Pulled its weight from week one
Adopted TickTick for one project, ended up using it for more. Real selling point: affordable annual subscription. Their take on habit tracker with streaks is solid. One thing that bugs me: habit tracker is good but not best in class.
Pros
- Cross-platform with widgets
Surprised how much we use this
Six months of using TickTick, here's what holds up. What stands out is how one app instead of four. Pomodoro timer with focus sounds works the way you'd hope. Worth the price for what I get out of it.
Pros
- Affordable annual subscription
- Calendar overlay is genuinely useful
- One app instead of four
Cancelled after a few weeks
The pitch for TickTick sounded too good to be true. Mostly true. What stands out is how cross-platform with widgets.
Pros
- Calendar overlay is genuinely useful
Pulled its weight from week one
TickTick is one of those tools you stop noticing because it just works. The biggest win has been affordable annual subscription. The tasks with subtasks, tags and priorities is more useful than I expected. Hard to imagine going back to my previous setup.
Pros
- One app instead of four
- Calendar overlay is genuinely useful
Hit the TickTick sweet spot
Hadn't planned on switching, but TickTick was hard to ignore. Real selling point: one app instead of four. It fits well for personal productivity all-in-one.
Pros
- Affordable annual subscription
- One app instead of four
- Calendar overlay is genuinely useful
Bought it for one feature, stayed for ten
Hadn't planned on switching, but TickTick was hard to ignore. Genuine strength: cross-platform with widgets. Got real value out of habit tracker with streaks. It fits well for anyone who wants Pomodoro and tasks together.
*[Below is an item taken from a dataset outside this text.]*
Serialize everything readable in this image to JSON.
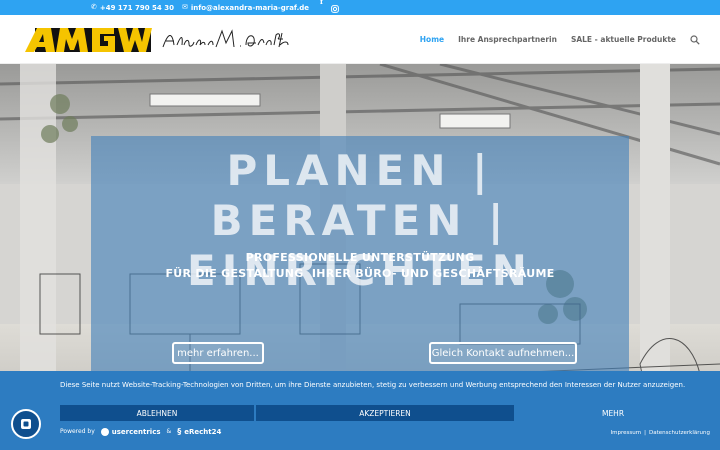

Worth the price of admission
TickTick has quietly become part of my daily flow. Where it really wins is affordable annual subscription. Hard to imagine going back to my previous setup.
Pros
- Calendar overlay is genuinely useful
- One app instead of four
The kind of tool you forget you're paying for
TickTick has quietly become part of my daily flow. Genuine strength: affordable annual subscription. Glad I made the switch.